De nouvelles notions sont apparues dans le monde de la responsabilité sociétale des entreprises (RSE), dont celles de durabilité et de double matérialité. Alors que la directive NFRD du 22 octobre 2014 avait retenu une périphrase neutre, « informations non financières », la directive CSRD du 14 décembre 2022 lui a substitué l’expression « informations en matière de durabilité ». Elle ne caractérise donc plus ces informations par leur nature non financière, car elles peuvent avoir un impact financier, mais par une finalité, la « durabilité » (sustainability dans la version anglaise). L’objectif très général peut être résumé ainsi : il faut que l’entreprise puisse persister et que le monde puisse perdurer face aux défis contemporains, environnementaux, sociaux et sociétaux au sens très large.

La notion de « double matérialité », liée à la précédente, mérite qu’on y prête attention. À la suite de la directive, les normes techniques d’application (ESRS) en font un élément essentiel. Mais qu’est-ce que la « matérialité » ? En première approche, la matérialité d’une information extra-financière suppose qu’elle soit pertinente et significative pour l’entreprise et pour ses parties prenantes (autre notion nouvelle). Qu’est-ce alors que la « double matérialité » ? C’est, peut-on dire, tant la matérialité entrante que la matérialité sortante, tant celle de l’environnement (au sens très large) sur l’entreprise que celle de l’entreprise sur son environnement. La première met en lumière les conséquences pour l’entreprise et ses actionnaires actuels ou potentiels de l’environnement naturel, social, humain, c’est-à-dire global, d’où son appellation de « matérialité financière » ; la seconde, à l’inverse, se préoccupe de l’effet de l’activité et de l’organisation de l’entreprise sur son environnement ainsi largement entendu, d’où son appellation de « matérialité d’impact ». La matérialité est définie en fonction d’objectifs distincts, uniquement internes (matérialité simple) ou à la fois internes et externes (double matérialité), et en fonction des parties concernées, les seuls actionnaires et investisseurs ou toutes les parties prenantes. La matérialité relève d’une approche par les risques et impose à l’entreprise la responsabilité sous surveillance de les appréhender, les révéler et les maîtriser. Il n’en reste pas moins que la notion est floue.

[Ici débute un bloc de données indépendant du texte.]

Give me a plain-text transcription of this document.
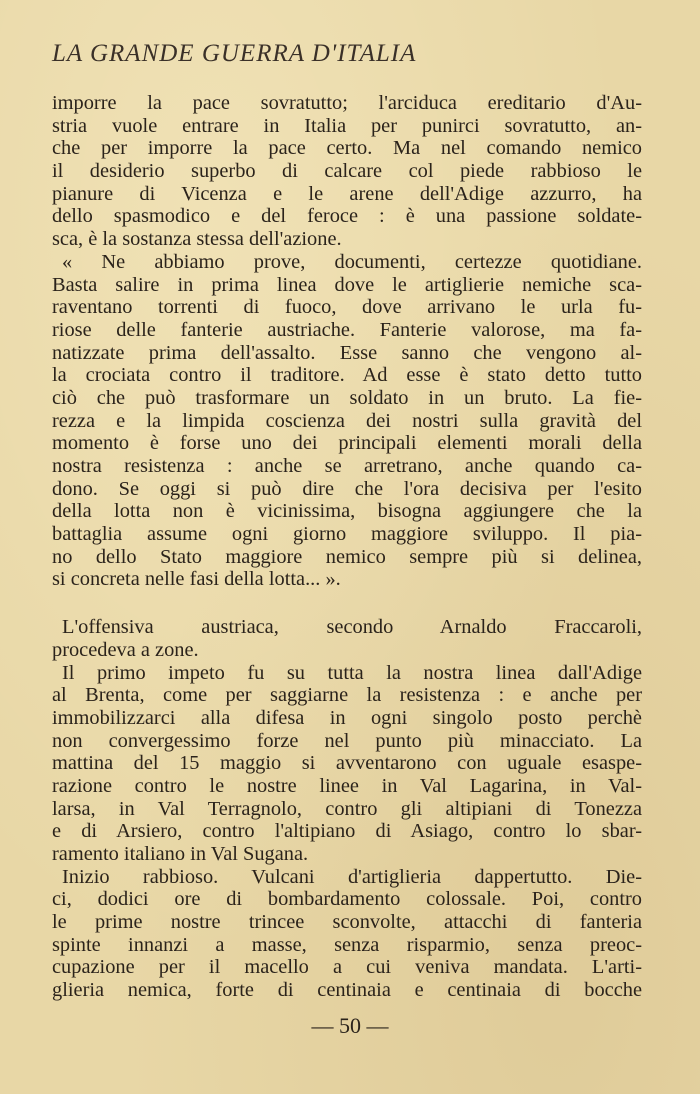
LA GRANDE GUERRA D'ITALIA
imporre la pace sovratutto; l'arciduca ereditario d'Au-
stria vuole entrare in Italia per punirci sovratutto, an-
che per imporre la pace certo. Ma nel comando nemico
il desiderio superbo di calcare col piede rabbioso le
pianure di Vicenza e le arene dell'Adige azzurro, ha
dello spasmodico e del feroce : è una passione soldate-
sca, è la sostanza stessa dell'azione.
« Ne abbiamo prove, documenti, certezze quotidiane.
Basta salire in prima linea dove le artiglierie nemiche sca-
raventano torrenti di fuoco, dove arrivano le urla fu-
riose delle fanterie austriache. Fanterie valorose, ma fa-
natizzate prima dell'assalto. Esse sanno che vengono al-
la crociata contro il traditore. Ad esse è stato detto tutto
ciò che può trasformare un soldato in un bruto. La fie-
rezza e la limpida coscienza dei nostri sulla gravità del
momento è forse uno dei principali elementi morali della
nostra resistenza : anche se arretrano, anche quando ca-
dono. Se oggi si può dire che l'ora decisiva per l'esito
della lotta non è vicinissima, bisogna aggiungere che la
battaglia assume ogni giorno maggiore sviluppo. Il pia-
no dello Stato maggiore nemico sempre più si delinea,
si concreta nelle fasi della lotta... ».
L'offensiva austriaca, secondo Arnaldo Fraccaroli,
procedeva a zone.
Il primo impeto fu su tutta la nostra linea dall'Adige
al Brenta, come per saggiarne la resistenza : e anche per
immobilizzarci alla difesa in ogni singolo posto perchè
non convergessimo forze nel punto più minacciato. La
mattina del 15 maggio si avventarono con uguale esaspe-
razione contro le nostre linee in Val Lagarina, in Val-
larsa, in Val Terragnolo, contro gli altipiani di Tonezza
e di Arsiero, contro l'altipiano di Asiago, contro lo sbar-
ramento italiano in Val Sugana.
Inizio rabbioso. Vulcani d'artiglieria dappertutto. Die-
ci, dodici ore di bombardamento colossale. Poi, contro
le prime nostre trincee sconvolte, attacchi di fanteria
spinte innanzi a masse, senza risparmio, senza preoc-
cupazione per il macello a cui veniva mandata. L'arti-
glieria nemica, forte di centinaia e centinaia di bocche
— 50 —
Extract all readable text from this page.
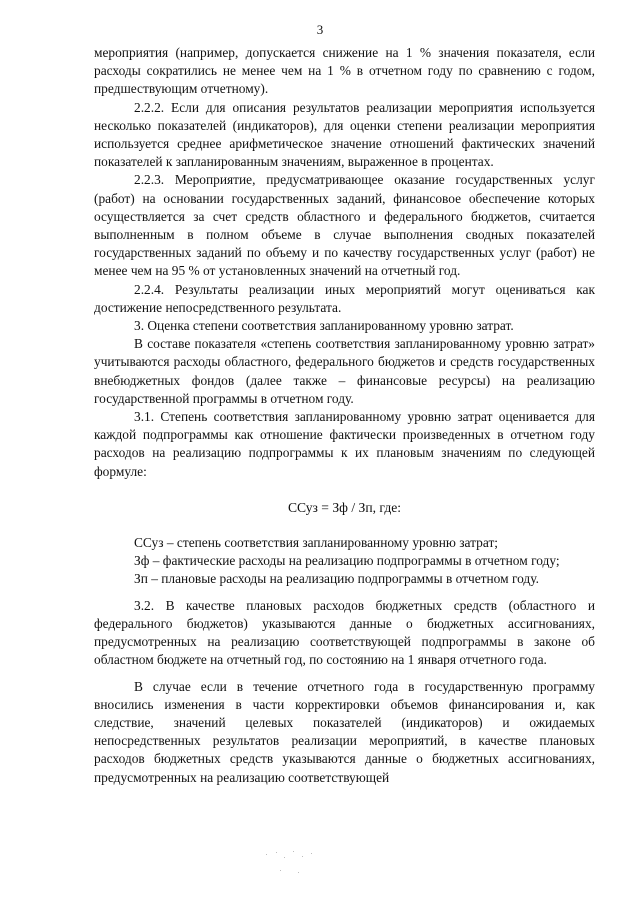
3

мероприятия (например, допускается снижение на 1 % значения показателя, если расходы сократились не менее чем на 1 % в отчетном году по сравнению с годом, предшествующим отчетному).

2.2.2. Если для описания результатов реализации мероприятия используется несколько показателей (индикаторов), для оценки степени реализации мероприятия используется среднее арифметическое значение отношений фактических значений показателей к запланированным значениям, выраженное в процентах.

2.2.3. Мероприятие, предусматривающее оказание государственных услуг (работ) на основании государственных заданий, финансовое обеспечение которых осуществляется за счет средств областного и федерального бюджетов, считается выполненным в полном объеме в случае выполнения сводных показателей государственных заданий по объему и по качеству государственных услуг (работ) не менее чем на 95 % от установленных значений на отчетный год.

2.2.4. Результаты реализации иных мероприятий могут оцениваться как достижение непосредственного результата.

3. Оценка степени соответствия запланированному уровню затрат.

В составе показателя «степень соответствия запланированному уровню затрат» учитываются расходы областного, федерального бюджетов и средств государственных внебюджетных фондов (далее также – финансовые ресурсы) на реализацию государственной программы в отчетном году.

3.1. Степень соответствия запланированному уровню затрат оценивается для каждой подпрограммы как отношение фактически произведенных в отчетном году расходов на реализацию подпрограммы к их плановым значениям по следующей формуле:

ССуз = Зф / Зп, где:

ССуз – степень соответствия запланированному уровню затрат;

Зф – фактические расходы на реализацию подпрограммы в отчетном году;

Зп – плановые расходы на реализацию подпрограммы в отчетном году.

3.2. В качестве плановых расходов бюджетных средств (областного и федерального бюджетов) указываются данные о бюджетных ассигнованиях, предусмотренных на реализацию соответствующей подпрограммы в законе об областном бюджете на отчетный год, по состоянию на 1 января отчетного года.

В случае если в течение отчетного года в государственную программу вносились изменения в части корректировки объемов финансирования и, как следствие, значений целевых показателей (индикаторов) и ожидаемых непосредственных результатов реализации мероприятий, в качестве плановых расходов бюджетных средств указываются данные о бюджетных ассигнованиях, предусмотренных на реализацию соответствующей
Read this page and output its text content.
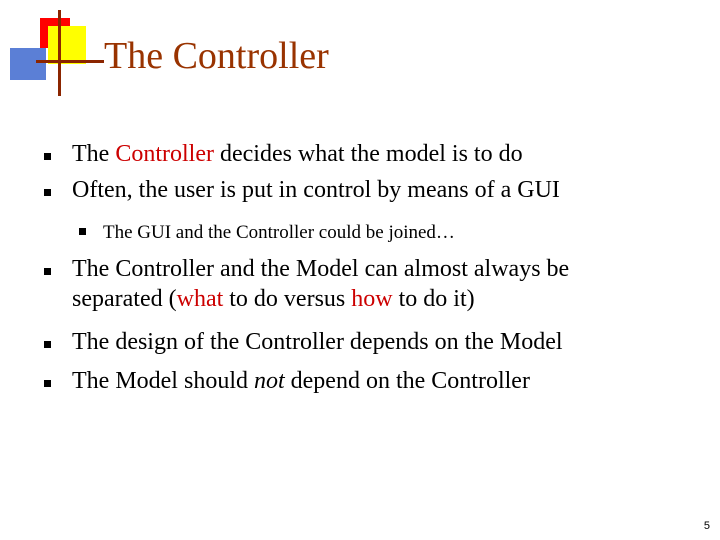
The Controller
The Controller decides what the model is to do
Often, the user is put in control by means of a GUI
The GUI and the Controller could be joined…
The Controller and the Model can almost always be
separated (what to do versus how to do it)
The design of the Controller depends on the Model
The Model should not depend on the Controller
5
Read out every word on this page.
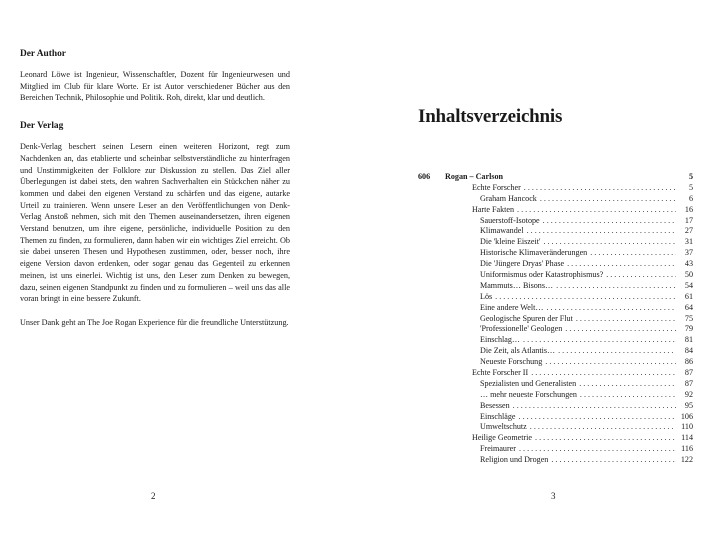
Der Author

Leonard Löwe ist Ingenieur, Wissenschaftler, Dozent für Ingenieurwesen und Mitglied im Club für klare Worte. Er ist Autor verschiedener Bücher aus den Bereichen Technik, Philosophie und Politik. Roh, direkt, klar und deutlich.

Der Verlag

Denk-Verlag beschert seinen Lesern einen weiteren Horizont, regt zum Nachdenken an, das etablierte und scheinbar selbstverständliche zu hinterfragen und Unstimmigkeiten der Folklore zur Diskussion zu stellen. Das Ziel aller Überlegungen ist dabei stets, den wahren Sachverhalten ein Stückchen näher zu kommen und dabei den eigenen Verstand zu schärfen und das eigene, autarke Urteil zu trainieren. Wenn unsere Leser an den Veröffentlichungen von Denk-Verlag Anstoß nehmen, sich mit den Themen auseinandersetzen, ihren eigenen Verstand benutzen, um ihre eigene, persönliche, individuelle Position zu den Themen zu finden, zu formulieren, dann haben wir ein wichtiges Ziel erreicht. Ob sie dabei unseren Thesen und Hypothesen zustimmen, oder, besser noch, ihre eigene Version davon erdenken, oder sogar genau das Gegenteil zu erkennen meinen, ist uns einerlei. Wichtig ist uns, den Leser zum Denken zu bewegen, dazu, seinen eigenen Standpunkt zu finden und zu formulieren – weil uns das alle voran bringt in eine bessere Zukunft.

Unser Dank geht an The Joe Rogan Experience für die freundliche Unterstützung.

2
Inhaltsverzeichnis
606	Rogan – Carlson	5
Echte Forscher . . .	5
Graham Hancock . . .	6
Harte Fakten . . .	16
Sauerstoff-Isotope . . .	17
Klimawandel . . .	27
Die 'kleine Eiszeit' . . .	31
Historische Klimaveränderungen . . .	37
Die 'Jüngere Dryas' Phase . . .	43
Uniformismus oder Katastrophismus? . . .	50
Mammuts… Bisons… . . .	54
Lös . . .	61
Eine andere Welt… . . .	64
Geologische Spuren der Flut . . .	75
'Professionelle' Geologen . . .	79
Einschlag… . . .	81
Die Zeit, als Atlantis… . . .	84
Neueste Forschung . . .	86
Echte Forscher II . . .	87
Spezialisten und Generalisten . . .	87
… mehr neueste Forschungen . . .	92
Besessen . . .	95
Einschläge . . .	106
Umweltschutz . . .	110
Heilige Geometrie . . .	114
Freimaurer . . .	116
Religion und Drogen . . .	122
3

Deux conceptions de la matérialité se dégagent donc : la première se referme sur l’entreprise et ses actionnaires actuels ou potentiels, la seconde s’ouvre à tous ceux que son activité peut impacter, c’est-à-dire à tous ceux que l’on appelle les « parties prenantes ». La première révèle une conception étroitement financière et d’intérêt privé, l’autre une conception étendue et d’intérêt général. Or, si l’Europe entend imposer la double matérialité, les États-Unis, par la voix de l’ISSB (International Sustainability Standards Board), pourtant présidé par un Français adepte de la raison d’être, entendent s’en tenir à la simple matérialité financière. Deux philosophies divergentes qui inquiètent les Européens, les ONG et bien d’autres parties concernées ou intéressées.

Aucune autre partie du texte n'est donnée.